16 MARS 1968. - Loi relative à la police de la circulation routière.
[M.B. 27.03.1968]

Titre IV. Dispositions pénales et mesures de sûreté

Chapitre VI. Déchéance du droit de conduire

Section 2. Déchéance prononcée pour incapacité physique ou psychique

Article 42

La déchéance du droit de conduire doit être prononcée si, à l’occasion d’une condamnation ou d’une suspension de peine ou d’un internement pour infraction à la police de la circulation routière ou pour accident de roulage imputable au fait personnel de son auteur, le coupable est reconnu physiquement ou psychiquement incapable de conduire un véhicule à moteur.

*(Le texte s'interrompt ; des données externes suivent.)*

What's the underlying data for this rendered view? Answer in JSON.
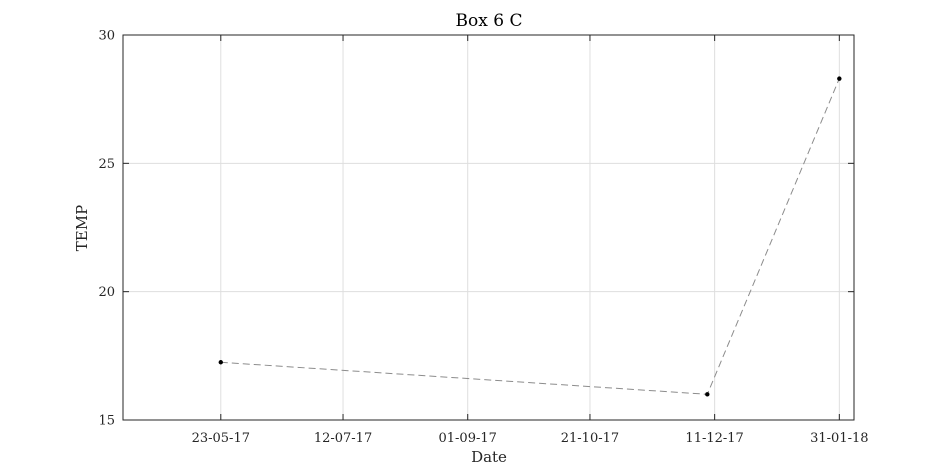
{
  "chart_data": {
    "type": "line",
    "title": "Box 6 C",
    "xlabel": "Date",
    "ylabel": "TEMP",
    "xlim": [
      "2017-04-13",
      "2018-02-06"
    ],
    "ylim": [
      15,
      30
    ],
    "x_tick_dates": [
      "2017-05-23",
      "2017-07-12",
      "2017-09-01",
      "2017-10-21",
      "2017-12-11",
      "2018-01-31"
    ],
    "x_ticks": [
      "23-05-17",
      "12-07-17",
      "01-09-17",
      "21-10-17",
      "11-12-17",
      "31-01-18"
    ],
    "y_ticks": [
      15,
      20,
      25,
      30
    ],
    "grid": true,
    "series": [
      {
        "line_style": "dashed",
        "line_color": "#8c8c8c",
        "marker_color": "#000000",
        "x": [
          "2017-05-23",
          "2017-12-08",
          "2018-01-31"
        ],
        "y": [
          17.25,
          16.0,
          28.3
        ]
      }
    ]
  }
}
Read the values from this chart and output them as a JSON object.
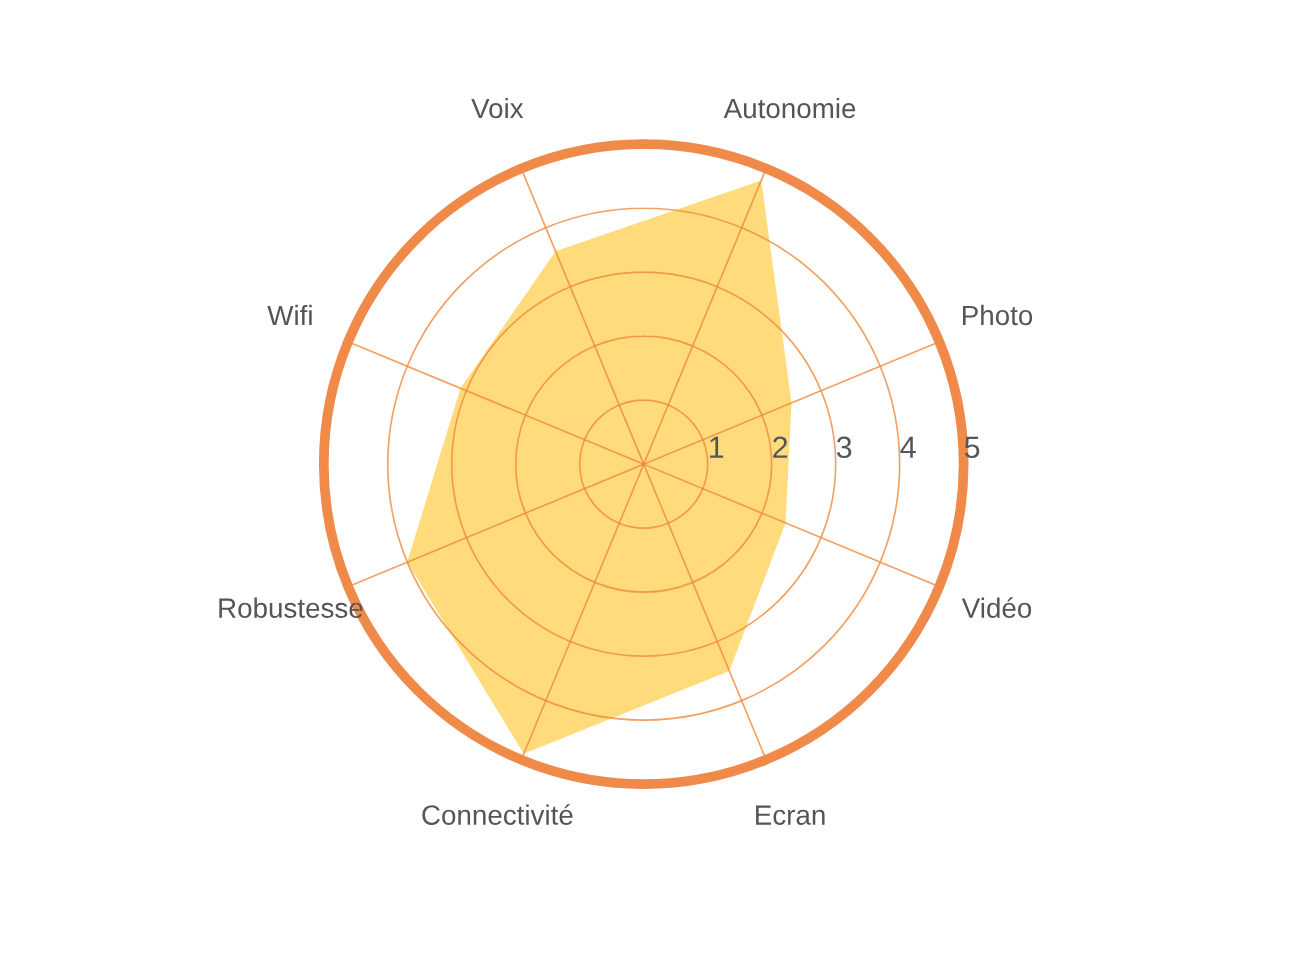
{
  "chart_data": {
    "type": "radar",
    "categories": [
      "Autonomie",
      "Photo",
      "Vidéo",
      "Ecran",
      "Connectivité",
      "Robustesse",
      "Wifi",
      "Voix"
    ],
    "series": [
      {
        "color": "#ffd76e",
        "values": [
          4.8,
          2.5,
          2.4,
          3.5,
          4.9,
          4.0,
          3.1,
          3.6
        ]
      }
    ],
    "ylim": [
      0,
      5
    ],
    "yticks": [
      1,
      2,
      3,
      4,
      5
    ],
    "grid": true
  }
}
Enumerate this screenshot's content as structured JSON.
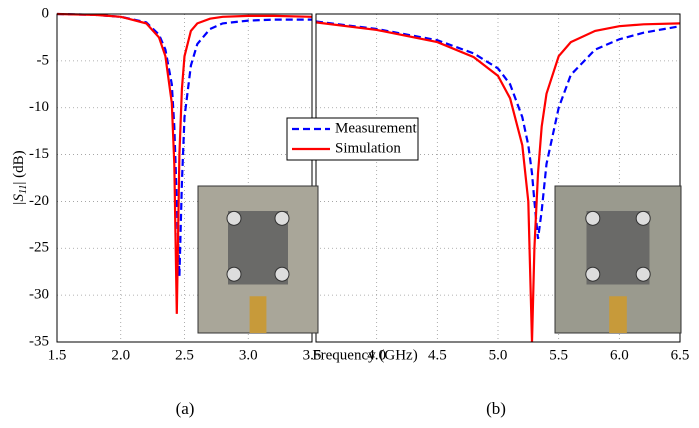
{
  "chart_data": [
    {
      "type": "line",
      "xlabel": "Frequency (GHz)",
      "ylabel": [
        "|S",
        "11",
        "| (dB)"
      ],
      "panel_label": "(a)",
      "x": [
        1.5,
        1.8,
        2.0,
        2.2,
        2.3,
        2.35,
        2.4,
        2.42,
        2.44,
        2.46,
        2.48,
        2.5,
        2.55,
        2.6,
        2.7,
        2.8,
        3.0,
        3.2,
        3.5
      ],
      "series": [
        {
          "name": "Measurement",
          "color": "#0000ff",
          "dash": true,
          "values": [
            0,
            -0.1,
            -0.3,
            -0.9,
            -2.2,
            -3.8,
            -7.5,
            -12,
            -20,
            -28,
            -18,
            -11,
            -5.5,
            -3.2,
            -1.6,
            -1.0,
            -0.7,
            -0.6,
            -0.6
          ]
        },
        {
          "name": "Simulation",
          "color": "#ff0000",
          "dash": false,
          "values": [
            0,
            -0.1,
            -0.3,
            -1.0,
            -2.5,
            -4.5,
            -9.5,
            -16,
            -32,
            -15,
            -8,
            -4.5,
            -1.8,
            -1.0,
            -0.5,
            -0.3,
            -0.2,
            -0.2,
            -0.3
          ]
        }
      ],
      "xlim": [
        1.5,
        3.5
      ],
      "xticks": [
        1.5,
        {
          "value": 2,
          "label": "2.0"
        },
        2.5,
        {
          "value": 3,
          "label": "3.0"
        },
        3.5
      ],
      "ylim": [
        -35,
        0
      ],
      "yticks": [
        0,
        -5,
        -10,
        -15,
        -20,
        -25,
        -30,
        -35
      ],
      "grid": true
    },
    {
      "type": "line",
      "panel_label": "(b)",
      "x": [
        3.5,
        4.0,
        4.5,
        4.8,
        5.0,
        5.1,
        5.2,
        5.25,
        5.28,
        5.3,
        5.33,
        5.36,
        5.4,
        5.5,
        5.6,
        5.8,
        6.0,
        6.2,
        6.5
      ],
      "series": [
        {
          "color": "#0000ff",
          "dash": true,
          "values": [
            -0.8,
            -1.6,
            -2.8,
            -4.2,
            -5.8,
            -7.5,
            -11,
            -14,
            -17,
            -20,
            -24,
            -21,
            -16,
            -10,
            -6.5,
            -3.8,
            -2.7,
            -2,
            -1.3
          ]
        },
        {
          "color": "#ff0000",
          "dash": false,
          "values": [
            -0.9,
            -1.7,
            -3.0,
            -4.6,
            -6.6,
            -9,
            -14,
            -20,
            -35,
            -25,
            -17,
            -12,
            -8.5,
            -4.5,
            -3,
            -1.8,
            -1.3,
            -1.1,
            -1
          ]
        }
      ],
      "xlim": [
        3.5,
        6.5
      ],
      "xticks": [
        {
          "value": 4,
          "label": "4.0"
        },
        4.5,
        {
          "value": 5,
          "label": "5.0"
        },
        5.5,
        {
          "value": 6,
          "label": "6.0"
        },
        6.5
      ],
      "ylim": [
        -35,
        0
      ],
      "yticks": [
        0,
        -5,
        -10,
        -15,
        -20,
        -25,
        -30,
        -35
      ],
      "grid": true
    }
  ]
}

Cette déchéance peut être prononcée à chaque degré de condamnation, quelle que soit la personne qui a introduit le recours.

La durée de la déchéance du droit de conduire dépend de la preuve que l’intéressé n’est plus inapte à conduire un véhicule à moteur.

Article 43

La déchéance du droit de conduire pour incapacité physique ou psychique du conducteur prend cours dès le prononcé de la décision si celle-ci est contradictoire et dès sa signification, si elle a été rendue par défaut, nonobstant tout recours.

Article 44

Celui qui a été déchu du droit de conduire pour incapacité physique ou psychique peut, après au moins six mois à compter de la date du prononcé du jugement passé en force de chose jugée, demander une révision, au moyen d’une requête adressée au ministère public, devant la juridiction qui a prononcé la déchéance. La décision de cette juridiction n’est pas susceptible d’appel.

En cas de rejet de la requête, aucune nouvelle requête ne peut être introduite avant l’expiration d’un délai de six mois à compter de la date du rejet.